ELASTOGRAPHY OUTSIDE THE MUSCULOSKELETAL SYSTEM
Elastography has been extensively used in structures outside the musculoskeletal system, namely the liver, breast, thyroid and prostate[53-60]. Within the liver, it has now become standard in the assessment of fibrosis, replacing biopsy in many instances. In the breast, thyroid and prostate, elastography has become part of the non-invasive assessment of a lesion, being used in addition to the B mode and Doppler characteristics[61-63]. Generally, aggressive cancers with more malignant features have been shown to have a greater stiffness as measured by shear wave elastography compared with less aggressive tumours. However, despite the recent advances in tumour characterisation with elastography and other imaging parameters, the gold standard of biopsy has not yet been replaced by imaging alone for the majority of lesions and it this is unlikely to be the case in the near future.
As with all technological advances, time will bring refinements in the current technology, perhaps allowing shear wave measurements at greater depths, or within very superficial structures such as skin.

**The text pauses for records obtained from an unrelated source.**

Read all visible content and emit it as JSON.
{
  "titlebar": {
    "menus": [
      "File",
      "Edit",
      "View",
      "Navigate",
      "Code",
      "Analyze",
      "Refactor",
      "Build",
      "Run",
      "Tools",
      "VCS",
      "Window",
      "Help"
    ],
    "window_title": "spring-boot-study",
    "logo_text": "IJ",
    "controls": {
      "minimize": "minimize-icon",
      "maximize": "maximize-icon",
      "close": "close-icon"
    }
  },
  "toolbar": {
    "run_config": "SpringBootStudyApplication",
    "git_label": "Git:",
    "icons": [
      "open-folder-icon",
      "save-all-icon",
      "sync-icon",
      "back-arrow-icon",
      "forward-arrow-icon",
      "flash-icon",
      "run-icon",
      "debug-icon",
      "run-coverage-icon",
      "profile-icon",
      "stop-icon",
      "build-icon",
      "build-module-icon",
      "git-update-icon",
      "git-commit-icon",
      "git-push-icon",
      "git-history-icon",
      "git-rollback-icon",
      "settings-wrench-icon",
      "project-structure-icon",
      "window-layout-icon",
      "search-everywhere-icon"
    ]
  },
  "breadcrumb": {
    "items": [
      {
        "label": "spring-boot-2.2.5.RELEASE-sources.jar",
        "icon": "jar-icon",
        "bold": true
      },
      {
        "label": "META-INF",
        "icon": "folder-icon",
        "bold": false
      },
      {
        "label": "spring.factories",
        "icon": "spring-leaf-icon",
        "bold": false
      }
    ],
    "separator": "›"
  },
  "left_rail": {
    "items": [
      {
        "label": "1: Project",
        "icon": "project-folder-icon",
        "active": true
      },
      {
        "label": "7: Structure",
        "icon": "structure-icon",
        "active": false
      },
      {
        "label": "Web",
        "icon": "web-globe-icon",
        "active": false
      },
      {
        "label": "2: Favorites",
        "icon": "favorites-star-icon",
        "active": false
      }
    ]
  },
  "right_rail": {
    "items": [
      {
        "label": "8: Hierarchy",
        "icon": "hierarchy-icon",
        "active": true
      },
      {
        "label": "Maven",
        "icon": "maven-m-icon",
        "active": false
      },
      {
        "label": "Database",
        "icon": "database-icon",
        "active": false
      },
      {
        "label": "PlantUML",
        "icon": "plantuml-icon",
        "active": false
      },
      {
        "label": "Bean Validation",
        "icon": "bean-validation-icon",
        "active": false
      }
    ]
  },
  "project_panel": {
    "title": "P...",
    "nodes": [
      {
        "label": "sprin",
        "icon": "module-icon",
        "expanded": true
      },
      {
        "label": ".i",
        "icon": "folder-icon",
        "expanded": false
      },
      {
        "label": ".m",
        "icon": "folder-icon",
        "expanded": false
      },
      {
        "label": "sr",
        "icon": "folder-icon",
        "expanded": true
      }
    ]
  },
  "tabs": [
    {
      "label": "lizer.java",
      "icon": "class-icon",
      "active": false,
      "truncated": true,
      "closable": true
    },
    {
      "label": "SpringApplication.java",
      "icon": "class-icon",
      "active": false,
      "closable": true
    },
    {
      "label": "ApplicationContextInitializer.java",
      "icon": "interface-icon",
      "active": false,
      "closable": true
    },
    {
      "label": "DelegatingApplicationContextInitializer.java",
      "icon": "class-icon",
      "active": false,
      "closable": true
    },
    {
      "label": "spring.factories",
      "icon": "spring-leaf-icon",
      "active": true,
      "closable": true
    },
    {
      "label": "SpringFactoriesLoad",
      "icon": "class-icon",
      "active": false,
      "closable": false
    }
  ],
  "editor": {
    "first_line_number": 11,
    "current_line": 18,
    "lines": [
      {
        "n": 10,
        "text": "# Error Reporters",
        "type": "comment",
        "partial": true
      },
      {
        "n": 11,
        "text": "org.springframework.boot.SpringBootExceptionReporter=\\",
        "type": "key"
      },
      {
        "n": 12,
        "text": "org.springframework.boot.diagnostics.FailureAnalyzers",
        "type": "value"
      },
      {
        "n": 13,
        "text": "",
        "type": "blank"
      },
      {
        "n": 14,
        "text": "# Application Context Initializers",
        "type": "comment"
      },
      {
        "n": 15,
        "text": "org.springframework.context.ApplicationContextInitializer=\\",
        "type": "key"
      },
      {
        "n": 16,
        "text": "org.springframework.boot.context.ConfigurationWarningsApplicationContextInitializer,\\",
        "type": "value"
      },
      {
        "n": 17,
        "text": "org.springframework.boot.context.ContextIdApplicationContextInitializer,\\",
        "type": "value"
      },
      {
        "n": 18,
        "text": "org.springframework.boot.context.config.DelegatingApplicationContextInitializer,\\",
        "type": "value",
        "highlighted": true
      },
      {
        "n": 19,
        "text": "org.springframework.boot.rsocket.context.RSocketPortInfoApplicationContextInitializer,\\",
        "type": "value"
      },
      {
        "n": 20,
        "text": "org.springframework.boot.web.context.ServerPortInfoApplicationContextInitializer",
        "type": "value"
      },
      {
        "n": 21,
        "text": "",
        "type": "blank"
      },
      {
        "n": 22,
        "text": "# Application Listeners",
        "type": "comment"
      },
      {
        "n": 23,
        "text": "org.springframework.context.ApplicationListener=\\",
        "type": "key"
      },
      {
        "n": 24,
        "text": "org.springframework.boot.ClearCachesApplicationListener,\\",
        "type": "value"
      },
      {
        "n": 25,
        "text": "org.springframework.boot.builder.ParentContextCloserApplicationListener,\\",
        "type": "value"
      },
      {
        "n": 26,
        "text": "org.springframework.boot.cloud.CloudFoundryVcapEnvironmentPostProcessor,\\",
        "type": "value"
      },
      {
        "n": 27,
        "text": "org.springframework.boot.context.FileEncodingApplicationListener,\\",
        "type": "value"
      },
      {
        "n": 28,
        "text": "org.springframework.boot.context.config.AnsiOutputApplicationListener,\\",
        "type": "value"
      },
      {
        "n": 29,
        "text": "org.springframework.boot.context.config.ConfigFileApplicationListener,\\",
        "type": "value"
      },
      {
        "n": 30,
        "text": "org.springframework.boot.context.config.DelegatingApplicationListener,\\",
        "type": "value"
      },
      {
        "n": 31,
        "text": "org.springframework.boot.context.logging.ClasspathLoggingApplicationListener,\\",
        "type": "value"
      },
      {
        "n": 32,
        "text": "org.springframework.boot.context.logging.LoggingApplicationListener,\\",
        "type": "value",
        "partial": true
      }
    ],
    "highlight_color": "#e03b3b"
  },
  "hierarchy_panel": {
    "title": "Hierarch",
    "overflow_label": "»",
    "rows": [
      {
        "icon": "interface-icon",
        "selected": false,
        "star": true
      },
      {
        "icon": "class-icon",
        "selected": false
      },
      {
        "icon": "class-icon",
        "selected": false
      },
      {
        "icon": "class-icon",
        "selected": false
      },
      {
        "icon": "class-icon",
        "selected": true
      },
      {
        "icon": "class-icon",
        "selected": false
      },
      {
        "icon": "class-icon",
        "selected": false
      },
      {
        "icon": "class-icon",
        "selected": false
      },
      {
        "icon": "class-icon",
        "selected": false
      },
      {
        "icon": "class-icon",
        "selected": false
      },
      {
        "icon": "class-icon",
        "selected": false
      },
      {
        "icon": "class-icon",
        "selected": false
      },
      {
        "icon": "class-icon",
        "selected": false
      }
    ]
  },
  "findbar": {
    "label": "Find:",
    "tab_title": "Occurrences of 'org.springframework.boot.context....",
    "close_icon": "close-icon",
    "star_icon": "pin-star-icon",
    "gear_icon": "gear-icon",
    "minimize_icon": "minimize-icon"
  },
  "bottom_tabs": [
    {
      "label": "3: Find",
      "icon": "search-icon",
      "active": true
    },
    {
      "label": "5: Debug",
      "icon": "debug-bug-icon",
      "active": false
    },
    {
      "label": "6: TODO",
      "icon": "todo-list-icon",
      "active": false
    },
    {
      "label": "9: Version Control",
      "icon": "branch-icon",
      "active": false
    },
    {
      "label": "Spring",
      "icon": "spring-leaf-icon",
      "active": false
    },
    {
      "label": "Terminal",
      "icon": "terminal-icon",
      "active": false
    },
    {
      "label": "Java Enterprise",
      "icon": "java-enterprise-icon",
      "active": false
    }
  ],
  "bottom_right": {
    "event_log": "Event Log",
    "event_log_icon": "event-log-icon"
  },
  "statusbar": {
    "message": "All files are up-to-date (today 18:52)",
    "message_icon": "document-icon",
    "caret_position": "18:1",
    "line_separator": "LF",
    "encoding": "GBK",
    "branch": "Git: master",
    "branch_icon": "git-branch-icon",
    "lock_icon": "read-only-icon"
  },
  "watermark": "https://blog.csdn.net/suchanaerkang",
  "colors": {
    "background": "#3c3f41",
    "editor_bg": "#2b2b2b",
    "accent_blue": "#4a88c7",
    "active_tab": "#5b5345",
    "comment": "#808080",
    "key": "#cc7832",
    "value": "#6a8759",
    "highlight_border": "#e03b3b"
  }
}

Elastography adds another facet to the available ultrasound capabilities and may potentially be fused with other imaging modalities, namely CT and MRI. This could then create a navigable data set to aid with surgical planning or to guide tumour resection, particularly with reference to tumour margins.
Within the musculoskeletal system ultrasound elastography has the potential to become as valuable a tool as within the liver, breast and thyroid. It may allow identification of preclinical tendinosis and thus modification of activity or prophylactic treatment prior to symptoms developing. It could be used to predict time to recovery following treatment and help guide the timing of return to activity, once the tendon elastogram returns to normal.
Elastography could ultimately obviate the need for biopsy in soft tissue tumours enabling differentiation between benign and malignant lesions, although as described above, further research is needed. Following tumour resection it may help distinguish post-surgical scarring from recurrent tumour, with the scarring being harder and more homogeneous than tumour.
Elastography could possibly be used to assess the state of cartilage in areas accessible to the ultrasound probe, such as the shoulder and talar dome. Cartilage which is degenerate may display different elastic properties, similar to DGEMRIC and T2 rho magnetic resonance imaging (MRI), thus providing a cheaper alternative to MRI. Within the synovium, if the synovitis of inflammatory arthropathies displays reliable alterations in elasticity compared with normal synovium, it may form part of the routine assessment and synovitis grading, similar to power Doppler.
Within current parameters, elastography data from bone is limited as it is virtually incompressible. If the technology could be refined to detect even the smallest deformation in bone or fracture callus, it could potentially be used to assess when a fracture callus has matured enough to withstand weight-bearing, or to similarly assess the fusion mass following spinal surgery.